私はこれまで14冊の本と10本のDVDを出しました。
その内容は一般の人に関節の痛みの6予防改善についての知識をご提供するとともに、腰痛、ひざ痛に代表される関節の痛みを改善できる専門家を目指す育成するというものです。
その内容を簡単に説明すると、超高齢化社会に対応できる運動療法とリハビリテーションという事になります。
運動は次の3段階に分類できます。
1、自動運動
2、たわみ運動
3、遊び運動
この3段階の中で最も関節の痛みの改善に必要不可欠なのは、3の遊び運動です。
全身には約206個の骨から構成される約200個の関節が存在します。
正常であればそれぞれの関節に8方向に1ミリズレて復元する免震構造システムに勝るとも劣らない機能があることは周知されていません。
私が会長を務める関節ニュートラル整体普及協会認定セミナーでの講演活動と顧問及び講師を務める東京療術学院の授業を通じて、実技中心の啓蒙活動を継続しています。
30年の教育活動を通じて明確にわかったことは、技術を習得することの難しさだけではなく、高いレベルを維持することの難しさです。
そしてもう一つ、関節ニュートラル整体をマスターしたセラピストになることは容易ではなく、医学全体から見れば本当にニッチな職業だという事です。
言い換えると誰でも参加できるが、最高レベルに到達しそれを維持するためには不断の努力が必要不可欠という事になるでしょう。
人間誰でも楽な道を選ぶものです。
そこをあえて困難な道を選択し、高い技術レベルを維持するなんてまさに時代遅れの思考かもしれませんね。
しかしながら30年の歳月をかけて10年以上のキャリアを持つ約30名のセラピストが育っているのです。

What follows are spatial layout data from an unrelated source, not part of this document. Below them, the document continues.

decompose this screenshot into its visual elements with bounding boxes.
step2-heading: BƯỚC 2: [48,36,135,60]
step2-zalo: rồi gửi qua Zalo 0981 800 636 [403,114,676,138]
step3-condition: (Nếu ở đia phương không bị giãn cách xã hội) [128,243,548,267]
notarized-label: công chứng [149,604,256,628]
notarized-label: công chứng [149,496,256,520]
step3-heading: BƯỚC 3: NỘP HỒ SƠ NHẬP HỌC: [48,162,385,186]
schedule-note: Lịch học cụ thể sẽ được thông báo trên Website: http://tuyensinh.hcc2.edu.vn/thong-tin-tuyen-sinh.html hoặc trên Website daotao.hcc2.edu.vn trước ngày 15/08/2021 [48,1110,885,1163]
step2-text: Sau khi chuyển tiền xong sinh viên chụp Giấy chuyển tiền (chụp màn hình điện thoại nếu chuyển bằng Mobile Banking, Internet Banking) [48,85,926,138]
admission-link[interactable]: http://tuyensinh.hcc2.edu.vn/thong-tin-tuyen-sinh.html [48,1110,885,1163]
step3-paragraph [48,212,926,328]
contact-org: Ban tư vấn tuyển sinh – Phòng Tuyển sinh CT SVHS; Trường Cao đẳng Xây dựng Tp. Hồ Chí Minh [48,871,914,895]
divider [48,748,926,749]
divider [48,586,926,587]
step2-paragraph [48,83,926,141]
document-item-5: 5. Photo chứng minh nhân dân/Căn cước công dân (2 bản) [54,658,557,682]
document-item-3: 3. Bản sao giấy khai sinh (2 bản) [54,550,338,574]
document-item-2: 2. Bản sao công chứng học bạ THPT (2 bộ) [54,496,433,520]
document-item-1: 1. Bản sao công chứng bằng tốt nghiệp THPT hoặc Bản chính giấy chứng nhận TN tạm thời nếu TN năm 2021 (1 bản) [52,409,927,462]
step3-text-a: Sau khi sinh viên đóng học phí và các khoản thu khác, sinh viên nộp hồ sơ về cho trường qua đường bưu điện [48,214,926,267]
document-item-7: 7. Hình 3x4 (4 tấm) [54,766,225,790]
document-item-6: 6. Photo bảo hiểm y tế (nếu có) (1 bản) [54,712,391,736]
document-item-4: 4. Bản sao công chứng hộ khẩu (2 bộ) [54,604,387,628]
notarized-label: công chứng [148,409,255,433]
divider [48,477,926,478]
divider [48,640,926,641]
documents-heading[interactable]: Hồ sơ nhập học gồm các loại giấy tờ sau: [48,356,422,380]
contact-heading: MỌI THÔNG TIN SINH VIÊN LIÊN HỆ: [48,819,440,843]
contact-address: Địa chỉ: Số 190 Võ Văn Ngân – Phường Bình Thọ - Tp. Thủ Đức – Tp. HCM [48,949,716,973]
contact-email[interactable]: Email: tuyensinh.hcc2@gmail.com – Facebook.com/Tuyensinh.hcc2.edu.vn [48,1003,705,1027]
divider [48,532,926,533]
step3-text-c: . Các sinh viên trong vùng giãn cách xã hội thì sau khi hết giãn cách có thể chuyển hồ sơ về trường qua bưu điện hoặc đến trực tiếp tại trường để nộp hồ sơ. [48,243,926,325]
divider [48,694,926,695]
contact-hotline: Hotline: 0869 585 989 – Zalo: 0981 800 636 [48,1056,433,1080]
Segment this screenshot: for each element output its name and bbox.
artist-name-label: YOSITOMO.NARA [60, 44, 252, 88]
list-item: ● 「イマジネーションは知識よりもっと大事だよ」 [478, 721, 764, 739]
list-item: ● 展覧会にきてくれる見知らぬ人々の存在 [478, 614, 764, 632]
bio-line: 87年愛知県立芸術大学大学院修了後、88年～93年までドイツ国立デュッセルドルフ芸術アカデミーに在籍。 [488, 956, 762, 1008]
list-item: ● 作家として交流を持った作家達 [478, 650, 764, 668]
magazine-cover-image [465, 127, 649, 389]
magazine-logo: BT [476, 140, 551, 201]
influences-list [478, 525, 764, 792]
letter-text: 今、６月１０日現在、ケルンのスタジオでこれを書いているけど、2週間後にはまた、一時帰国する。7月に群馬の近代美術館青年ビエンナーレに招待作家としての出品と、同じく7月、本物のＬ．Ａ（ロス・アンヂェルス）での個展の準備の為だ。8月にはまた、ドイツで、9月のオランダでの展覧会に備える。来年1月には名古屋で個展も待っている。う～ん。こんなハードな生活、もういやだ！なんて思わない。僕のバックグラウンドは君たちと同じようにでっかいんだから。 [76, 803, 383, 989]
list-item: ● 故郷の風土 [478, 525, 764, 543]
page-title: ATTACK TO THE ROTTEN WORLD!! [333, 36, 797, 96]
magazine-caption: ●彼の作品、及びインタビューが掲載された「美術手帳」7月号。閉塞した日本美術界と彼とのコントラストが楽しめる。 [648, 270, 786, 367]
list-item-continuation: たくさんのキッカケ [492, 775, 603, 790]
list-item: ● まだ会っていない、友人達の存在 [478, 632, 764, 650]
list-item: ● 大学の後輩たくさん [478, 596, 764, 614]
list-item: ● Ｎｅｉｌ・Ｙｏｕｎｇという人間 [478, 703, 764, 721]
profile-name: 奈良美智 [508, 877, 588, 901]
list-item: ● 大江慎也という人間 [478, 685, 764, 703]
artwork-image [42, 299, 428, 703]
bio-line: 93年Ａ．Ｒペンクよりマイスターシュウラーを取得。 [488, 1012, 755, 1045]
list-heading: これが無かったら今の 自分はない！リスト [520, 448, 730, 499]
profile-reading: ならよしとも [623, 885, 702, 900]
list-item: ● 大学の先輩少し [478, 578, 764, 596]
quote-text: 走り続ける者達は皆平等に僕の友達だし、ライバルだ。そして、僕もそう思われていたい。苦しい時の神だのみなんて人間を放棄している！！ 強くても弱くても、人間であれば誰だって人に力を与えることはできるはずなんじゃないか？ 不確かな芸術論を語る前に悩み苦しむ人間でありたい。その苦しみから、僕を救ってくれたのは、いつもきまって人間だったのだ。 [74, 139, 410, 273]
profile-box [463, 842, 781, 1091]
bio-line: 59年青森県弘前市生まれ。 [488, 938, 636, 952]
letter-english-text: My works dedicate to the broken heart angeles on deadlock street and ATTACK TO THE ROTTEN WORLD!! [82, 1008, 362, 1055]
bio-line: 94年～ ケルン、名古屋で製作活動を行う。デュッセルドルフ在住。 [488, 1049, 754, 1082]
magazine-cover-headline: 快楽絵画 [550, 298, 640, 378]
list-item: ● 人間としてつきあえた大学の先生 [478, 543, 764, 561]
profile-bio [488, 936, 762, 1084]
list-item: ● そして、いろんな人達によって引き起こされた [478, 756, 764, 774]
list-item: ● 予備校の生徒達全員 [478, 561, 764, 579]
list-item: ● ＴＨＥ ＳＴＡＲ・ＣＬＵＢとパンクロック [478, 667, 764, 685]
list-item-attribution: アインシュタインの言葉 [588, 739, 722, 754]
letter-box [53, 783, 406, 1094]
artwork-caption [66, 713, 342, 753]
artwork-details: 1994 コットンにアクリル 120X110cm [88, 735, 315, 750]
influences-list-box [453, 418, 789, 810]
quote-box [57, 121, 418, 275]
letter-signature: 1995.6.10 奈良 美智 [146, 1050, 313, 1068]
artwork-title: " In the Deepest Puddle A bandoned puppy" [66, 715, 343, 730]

その弟子たちはまさに日本の宝というべき存在なのです。
一流の指導者の定義は次の4パターンです。
1、技術が一流でまじめではないタイプ
2、技術が一流でまじめなタイプ
3、技術が下手で不真面目なタイプ
4,技術が下手でまじめなタイプ
2と4のタイプは人を育てることができません。
したがって人も育つし技術も伝承されるのは1、のタイプです。
私はまさにそのタイプです。
だからこそ現在でも約60名の協会員(弟子)が育っているのです。
私の欠点は教えすぎることです。
やはり技術を吸収できる時期が来ないとそれはできない事は十分承知しています。
しかし何とか一日でも早くひとり立ちできるように指導したいと考えてしまうので気を付けています。
関節ニュートラル整体は完全に時代に逆行した治療法です。
なぜなら初診時は1時間かけて全身の関節の弾力の検査をするだけではなく全身の関節のリハビリを行うからです。
そういう意味では揉んだりたたいたりしていたずらに時間を浪費するのではなく、全身の関節の保守点検をするのが患者さんにとってベストな選択といえるのです。
患者さんお一人お一人を自分の家族と考え、あくまでも患者さんの利益を最大化するのが関節ニュートラル整体なのです。
優秀なセラピストであれば、必要とあらばどれだけ時間がかかったとしても妥協することなく関節の痛みの原因を突き止めます。
私自身ライバルは同業他社ではありません。
ともすれば妥協してしまう自分自身の弱い心がライバルといえるでしょう。
自分に勝つ人生を歩んできたことだけが私の業績といえるでしょう。
これからも一切の妥協を排除して究極の治療法の完成を目指す所存です。